Desde
muito cedo aprendemos a projetar o futuro, um tempo que não é ainda e que não
sabemos se será. A incerteza é o que nos move e nos faz mudar. Só podemos ser
alguém pela mudança. Envelhecer é mudar. Não importa a idade, estamos
envelhecendo e nos transformando. No processo de envelhecer adquirimos
acontecimentos, somamos experiências, formamos histórias. Somos o que somos
porque tudo balança. Como dizia Montaigne: “O mundo não passa de uma balança
perene. Todas as coisas nele balançam sem cessar”.
Quando eu era
criança fantasiava as mais belas paisagens e as melhores imagens para um tempo
que ainda estava por vir. Por meio de brincadeiras já demonstrava o que eu me
tornaria na vida adulta. Lembro-me de brincar de professor, montava sala de
aula com caixas de fósforo representando as carteiras, e punha bonecos
Playmobil, índios apaches, xerifes, super-heróis, perfilados em uma mesma
classe. Na última fila ficavam os monstros, porque eles eram os bonecos
maiores, não porque eles eram inferiores. Na minha brincadeira não havia
distinções entre os alunos, porque eu ainda desconhecia as demarcações do
diferente. Só quando cresci mais um pouco fui perceber que mesmo entre as crianças
existem as regras da diferença. Um grupo nos enquadra em certas classes
sociais. Fui rejeitado por parte de meus colegas porque eu era o mais pobre
deles. Não podia ter os mesmos brinquedos. Então encontrei asilo entre os mais
velhos. As brincadeiras não eram as mesmas. Eles gostavam mais das histórias do
que das fantasias infantis. Eu gostei daquilo. Achava interessante o que eles
me contavam. Sendo assim, me tornei parceiros deles, uma espécie de
interlocutor mirim, com muitas questões sobre tudo.
O
tempo do passado já anunciava a minha trajetória futura.
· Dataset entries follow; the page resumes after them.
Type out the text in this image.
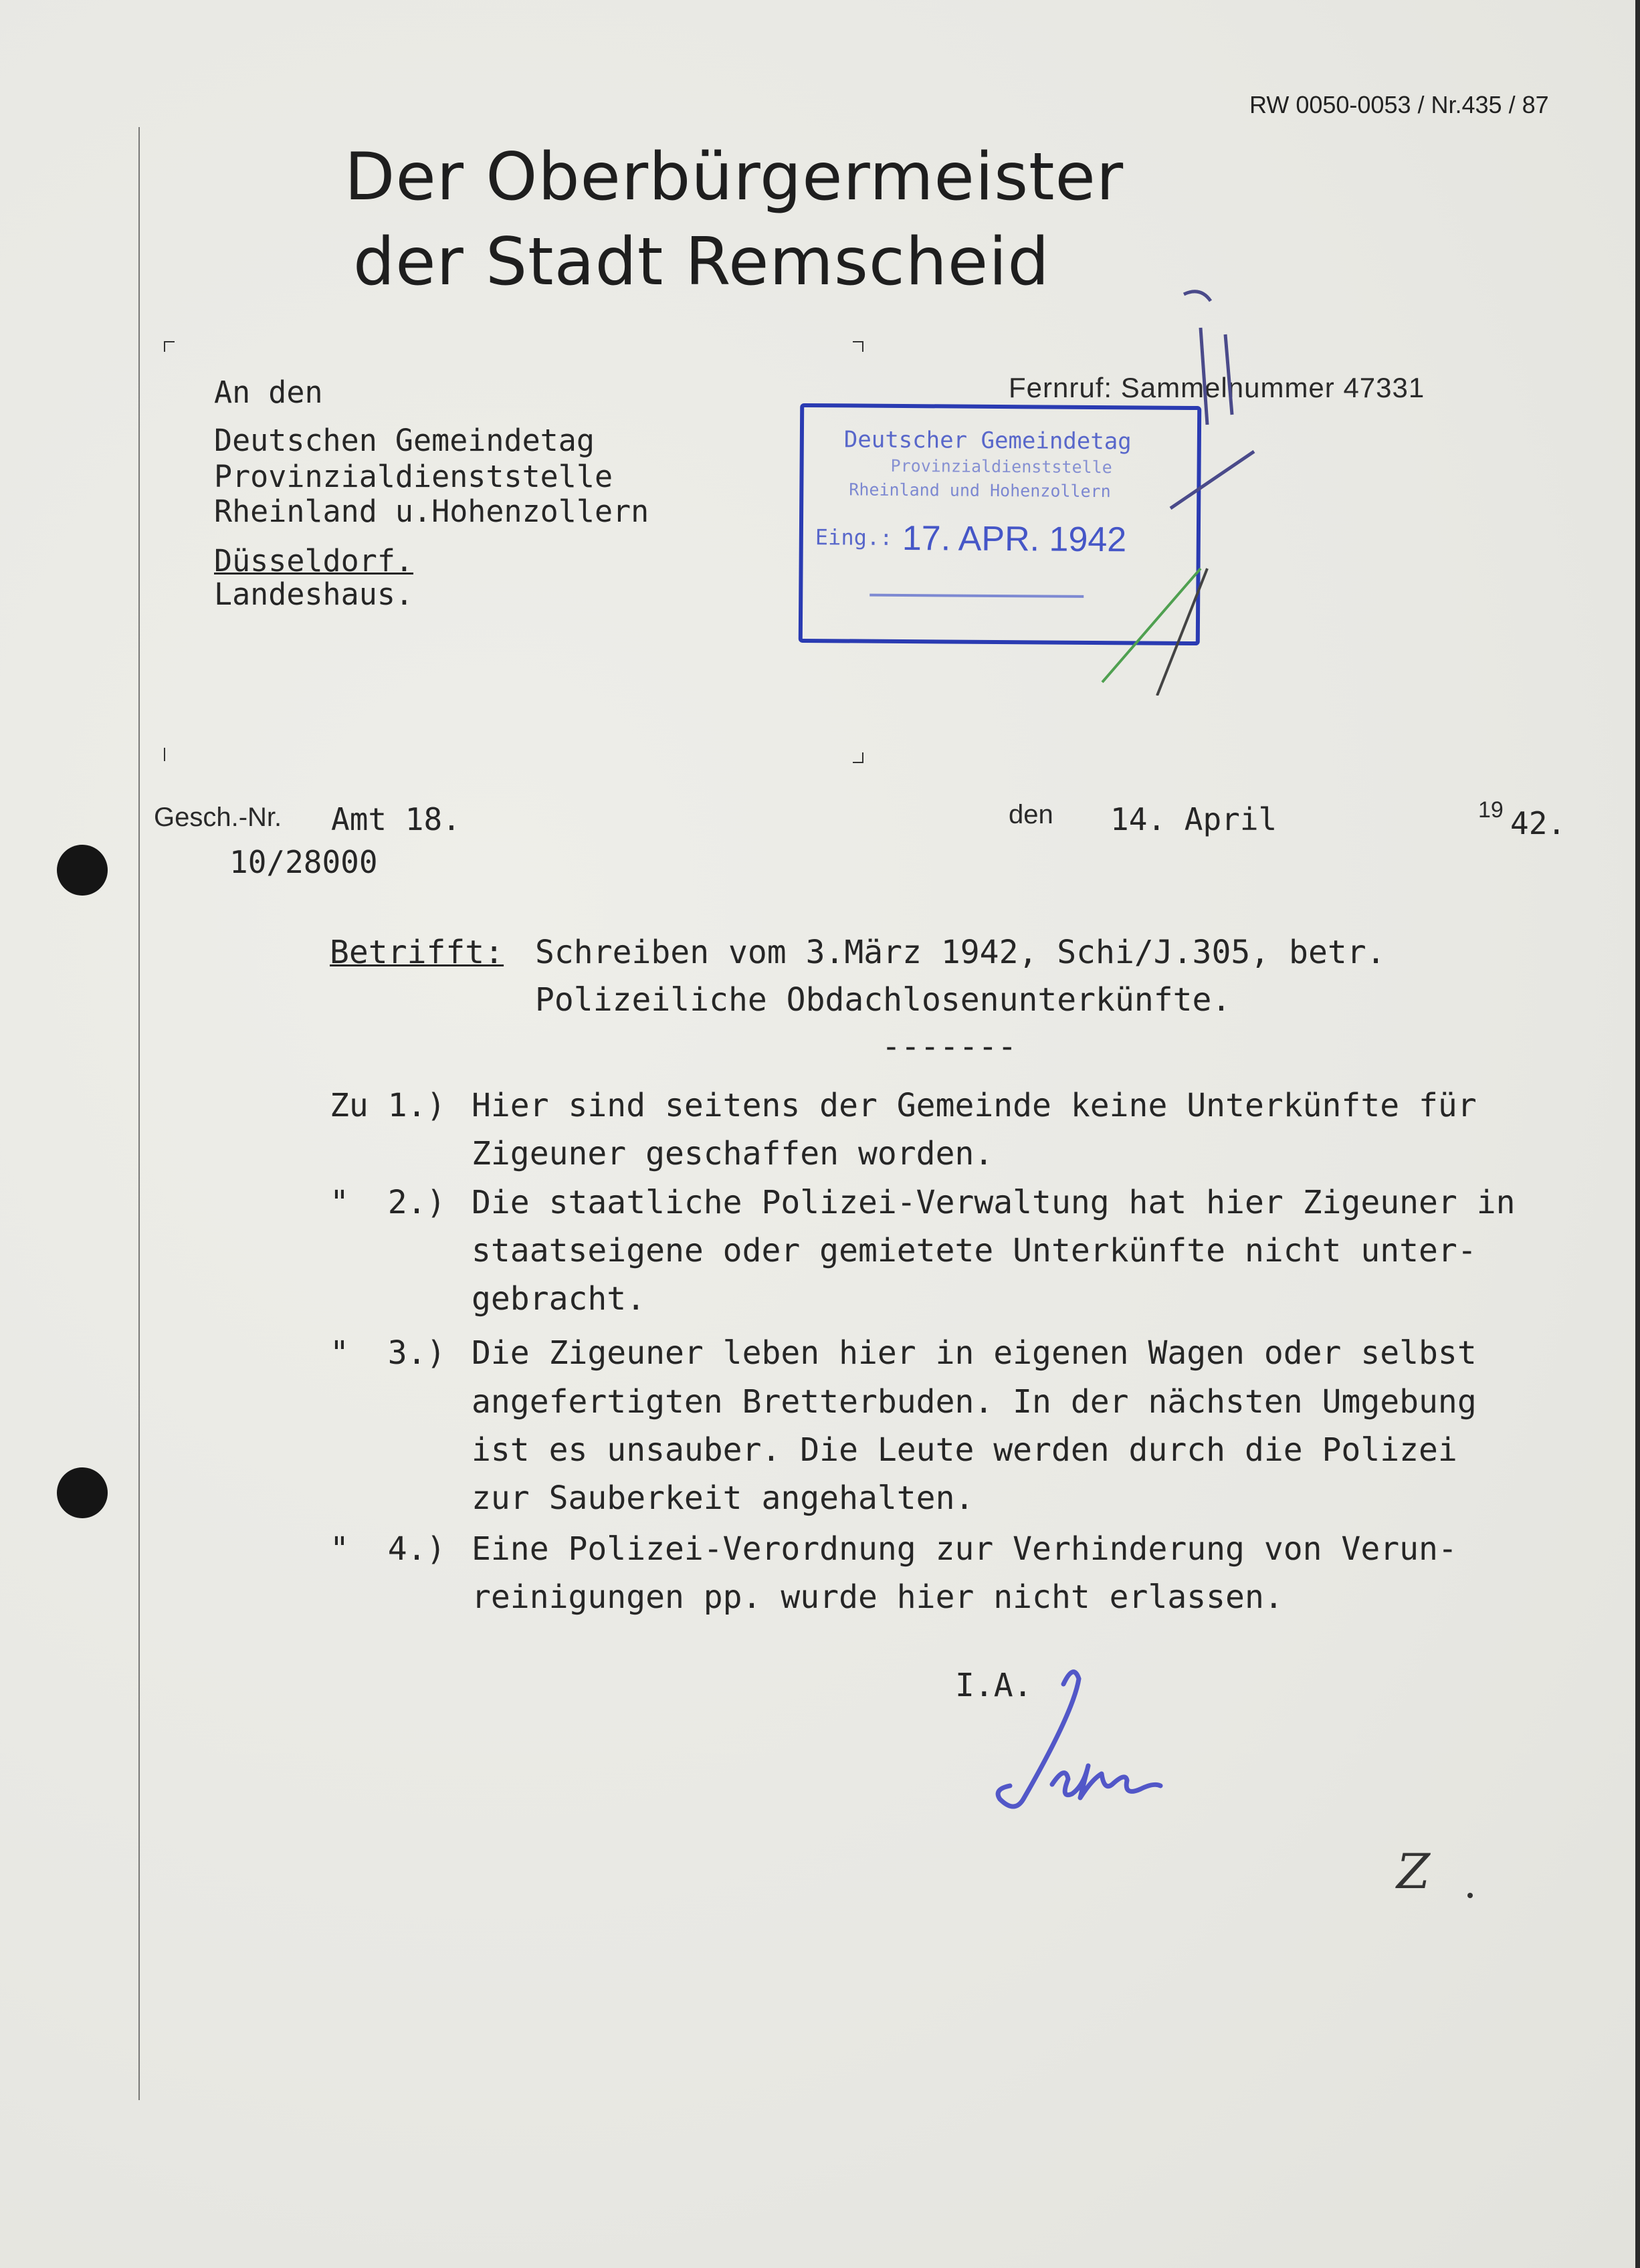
RW 0050-0053 / Nr.435 / 87
Der Oberbürgermeister
der Stadt Remscheid
An den
Deutschen Gemeindetag
Provinzialdienststelle
Rheinland u.Hohenzollern
Düsseldorf.
Landeshaus.
Fernruf: Sammelnummer 47331
Deutscher Gemeindetag
Provinzialdienststelle
Rheinland und Hohenzollern
Eing.: 17. APR. 1942
Gesch.-Nr. Amt 18.
10/28000
den 14. April	19 42.
Betrifft: Schreiben vom 3.März 1942, Schi/J.305, betr.
Polizeiliche Obdachlosenunterkünfte.
-------
Zu 1.) Hier sind seitens der Gemeinde keine Unterkünfte für
Zigeuner geschaffen worden.
"  2.) Die staatliche Polizei-Verwaltung hat hier Zigeuner in
staatseigene oder gemietete Unterkünfte nicht unter-
gebracht.
"  3.) Die Zigeuner leben hier in eigenen Wagen oder selbst
angefertigten Bretterbuden. In der nächsten Umgebung
ist es unsauber. Die Leute werden durch die Polizei
zur Sauberkeit angehalten.
"  4.) Eine Polizei-Verordnung zur Verhinderung von Verun-
reinigungen pp. wurde hier nicht erlassen.
I.A.
Z
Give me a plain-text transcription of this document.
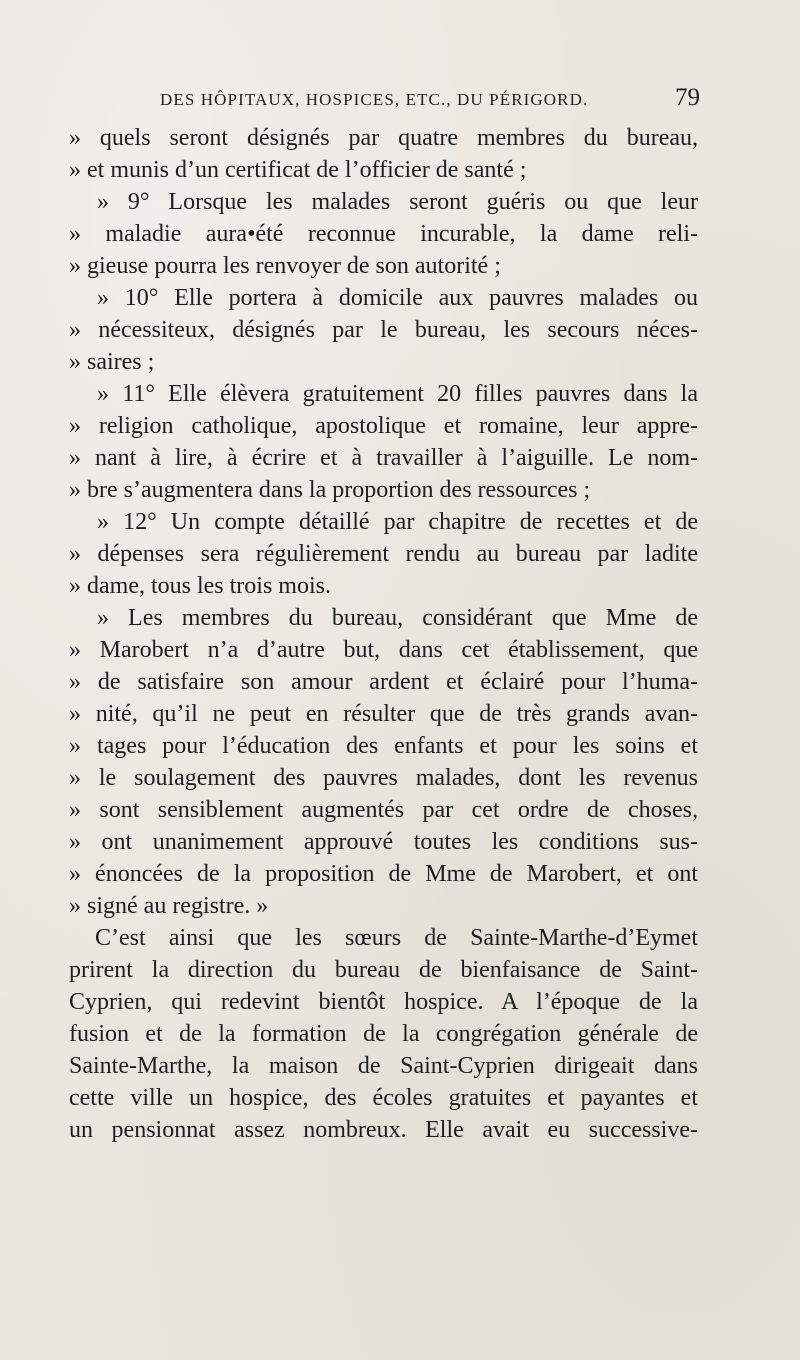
DES HÔPITAUX, HOSPICES, ETC., DU PÉRIGORD.	79
» quels seront désignés par quatre membres du bureau,
» et munis d’un certificat de l’officier de santé ;
» 9° Lorsque les malades seront guéris ou que leur
» maladie aura•été reconnue incurable, la dame reli-
» gieuse pourra les renvoyer de son autorité ;
» 10° Elle portera à domicile aux pauvres malades ou
» nécessiteux, désignés par le bureau, les secours néces-
» saires ;
» 11° Elle élèvera gratuitement 20 filles pauvres dans la
» religion catholique, apostolique et romaine, leur appre-
» nant à lire, à écrire et à travailler à l’aiguille. Le nom-
» bre s’augmentera dans la proportion des ressources ;
» 12° Un compte détaillé par chapitre de recettes et de
» dépenses sera régulièrement rendu au bureau par ladite
» dame, tous les trois mois.
» Les membres du bureau, considérant que Mme de
» Marobert n’a d’autre but, dans cet établissement, que
» de satisfaire son amour ardent et éclairé pour l’huma-
» nité, qu’il ne peut en résulter que de très grands avan-
» tages pour l’éducation des enfants et pour les soins et
» le soulagement des pauvres malades, dont les revenus
» sont sensiblement augmentés par cet ordre de choses,
» ont unanimement approuvé toutes les conditions sus-
» énoncées de la proposition de Mme de Marobert, et ont
» signé au registre. »
C’est ainsi que les sœurs de Sainte-Marthe-d’Eymet
prirent la direction du bureau de bienfaisance de Saint-
Cyprien, qui redevint bientôt hospice. A l’époque de la
fusion et de la formation de la congrégation générale de
Sainte-Marthe, la maison de Saint-Cyprien dirigeait dans
cette ville un hospice, des écoles gratuites et payantes et
un pensionnat assez nombreux. Elle avait eu successive-
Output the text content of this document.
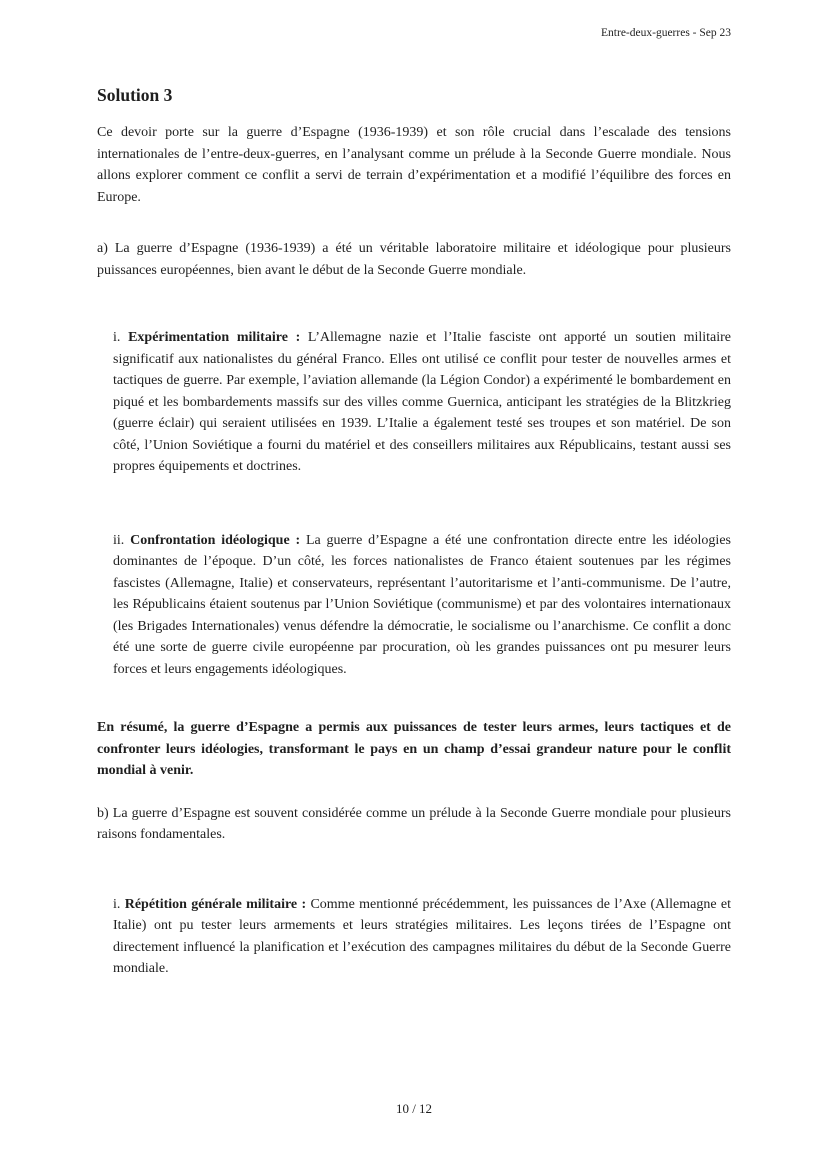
Entre-deux-guerres - Sep 23
Solution 3

Ce devoir porte sur la guerre d’Espagne (1936-1939) et son rôle crucial dans l’escalade des tensions internationales de l’entre-deux-guerres, en l’analysant comme un prélude à la Seconde Guerre mondiale. Nous allons explorer comment ce conflit a servi de terrain d’expérimentation et a modifié l’équilibre des forces en Europe.

a) La guerre d’Espagne (1936-1939) a été un véritable laboratoire militaire et idéologique pour plusieurs puissances européennes, bien avant le début de la Seconde Guerre mondiale.

i. Expérimentation militaire : L’Allemagne nazie et l’Italie fasciste ont apporté un soutien militaire significatif aux nationalistes du général Franco. Elles ont utilisé ce conflit pour tester de nouvelles armes et tactiques de guerre. Par exemple, l’aviation allemande (la Légion Condor) a expérimenté le bombardement en piqué et les bombardements massifs sur des villes comme Guernica, anticipant les stratégies de la Blitzkrieg (guerre éclair) qui seraient utilisées en 1939. L’Italie a également testé ses troupes et son matériel. De son côté, l’Union Soviétique a fourni du matériel et des conseillers militaires aux Républicains, testant aussi ses propres équipements et doctrines.

ii. Confrontation idéologique : La guerre d’Espagne a été une confrontation directe entre les idéologies dominantes de l’époque. D’un côté, les forces nationalistes de Franco étaient soutenues par les régimes fascistes (Allemagne, Italie) et conservateurs, représentant l’autoritarisme et l’anti-communisme. De l’autre, les Républicains étaient soutenus par l’Union Soviétique (communisme) et par des volontaires internationaux (les Brigades Internationales) venus défendre la démocratie, le socialisme ou l’anarchisme. Ce conflit a donc été une sorte de guerre civile européenne par procuration, où les grandes puissances ont pu mesurer leurs forces et leurs engagements idéologiques.

En résumé, la guerre d’Espagne a permis aux puissances de tester leurs armes, leurs tactiques et de confronter leurs idéologies, transformant le pays en un champ d’essai grandeur nature pour le conflit mondial à venir.

b) La guerre d’Espagne est souvent considérée comme un prélude à la Seconde Guerre mondiale pour plusieurs raisons fondamentales.

i. Répétition générale militaire : Comme mentionné précédemment, les puissances de l’Axe (Allemagne et Italie) ont pu tester leurs armements et leurs stratégies militaires. Les leçons tirées de l’Espagne ont directement influencé la planification et l’exécution des campagnes militaires du début de la Seconde Guerre mondiale.

10 / 12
O porvir já se
prefigurava lá atrás. Hoje, no tempo presente, percebo todas as linhas do tempo
e teço a minha presença aqui e agora. Todos os acontecimentos foram
fundamentais para eu ser o que sou. Para sermos inteiros nada pode ser
descartado, nem mesmo o sofrimento. Sem dúvida, quando percebia que eu estava
sendo rejeitado por não ter o que os meus colegas tinham, isso gerava sentimentos
de revolta, incompreensão, tristeza e, consequentemente, emoção de raiva. Foram
fatos marcantes porque até hoje consigo lembrar. O que não tem relevância cai
no vazio do esquecimento. Atualmente, no entanto, sou grato aos meus colegas
pela rejeição, pois assim aprendi o valor da inclusão.